(Originally published in Wired 868)
Merely promising legislation will not stop sexual predators in their tracks. The promise of sexual harassment legislation is welcome news but it is insufficient to impact behaviour change. We know only too well that legislation alone has not solved our problems; we know only too well that effective law in Trinidad & Tobago is about what you can get away with, especially if you have deep pockets.
So, unless the goal is merely to pave another piece of the road to Hell, the government must move beyond the promise of legislation and in short order implement sexual harassment policy throughout all ministries, State enterprises and businesses where the people are significant shareholders.
Between now and when the government delivers on its promise of legislation—if it ever delivers on that promise—several women will be sexually harassed by men who are confident that nothing will be done; in the public and the private sectors, the indiscipline, the exploitation, the abuse will continue.
Those who are in the Public Service and are senior enough will now be comforted by the precedent that their victim can be paid off—with public funds, taxpayers’ money—and maybe even bullied into signing a non-disclosure agreement. Precedent is a powerful thing in a country where the effective law is what you can get away with.
Those whose victim(s) work(s) in a State enterprise or at a company where the GoRTT is a major shareholder will be comforted by the precedent that the company might spend more than TT$3.5m to defend the harasser, especially if (s)he is Chairman. And there is always the additional possibility that someone will orchestrate the firing of the victim, who dared to become a complainant.
All of that notwithstanding, if there is legislation and a clear policy, that will create the opening for a free and frank national conversation that can clarify expectations and define expected behaviours. It will also provide many of us women with the psychological security and the peace of mind that come from knowing that, even if we can’t avoid future face-to-face encounters with the worse kind of predator, someone in authority has our back.
Finally, it will help men and women refine the language needed to compliment without offending.
But the recent announcement by Minister Ayanna Webster-Roy simply does not inspire confidence that either satisfactory legislation or satisfactory policy will emerge soon. What I have seen of the document out of which, I assume, the announced policy is to come simply does not pass muster.
Here is a sampling of the gobbledegook that is currently floating around:
- “Various support services such as the Employee Assistance Programme are available for victims or complainants.”
- “National Policy on Gender and Development has been laid in the Parliament as a Green Paper for further comment.”
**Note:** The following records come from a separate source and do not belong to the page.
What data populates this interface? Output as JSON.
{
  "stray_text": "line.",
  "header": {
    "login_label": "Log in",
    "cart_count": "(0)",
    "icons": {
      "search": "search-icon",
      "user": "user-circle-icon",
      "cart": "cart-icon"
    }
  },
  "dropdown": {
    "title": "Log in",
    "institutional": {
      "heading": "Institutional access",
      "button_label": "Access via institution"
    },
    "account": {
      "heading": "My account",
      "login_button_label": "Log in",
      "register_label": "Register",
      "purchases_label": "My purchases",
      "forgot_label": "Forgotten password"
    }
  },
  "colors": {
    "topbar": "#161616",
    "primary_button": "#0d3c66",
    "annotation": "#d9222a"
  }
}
- ‘The policy document clearly highlighted the importance of the development of a Gender Just Society to attaining our Vision 2030 goals.”
- “Sexual harassment could lead to a hostile work environment and can make the victim feel humiliated or intimidated. Therefore, all employees must conduct themselves in an appropriate manner.”
Really, Madam Minister? Do you really think that stuff will cut it? I say that it won’t. I say generously that we would need all the refining capability of Petrotrin, Petrobras and PDVSA combined—and then some!—to be able to begin to transform that anodyne stuff into anything with the kind of oomph we shall need if we are to slow the advance of this sexual harassment juggernaut.
So if the Minister wishes us to take her announcement about action on sexual harassment seriously, her first step has to be advising her Cabinet colleagues to remove the Chairman of Angostura. She can do that tomorrow.
Tomorrow will be too soon to move against the former minister of sport and youth affairs, who must still benefit from the presumption of innocence. But once the all-female committee has reported and the facts are in the public domain, if the ex-minister’s name is not cleared, the Minister of Gender Affairs must throw the book at him. Publicly.
That is how we shall know that she means business, not merely because she announces that legislation is coming; talk, particularly in politics, remains cheap.
I also invite the Minister to keep both the former minister of sport and youth affairs and the Government-appointed chairman firmly in her sights and ask herself the following questions: What protection do alleged victims currently enjoy? What is likely to happen if an alleged victim goes to the Equal Opportunities Commission for redress? What are the resources an alleged victim must have at his/her disposal in order to be able to put up any kind of fight against the GoRTT, which has such a vast quantity of resources?
But the real question that the Minister must answer to give context to any talk about legislation is this: Are there any laws that will help if Government is going to use taxpayers’ money to fight taxpaying citizens and/or pay off victims?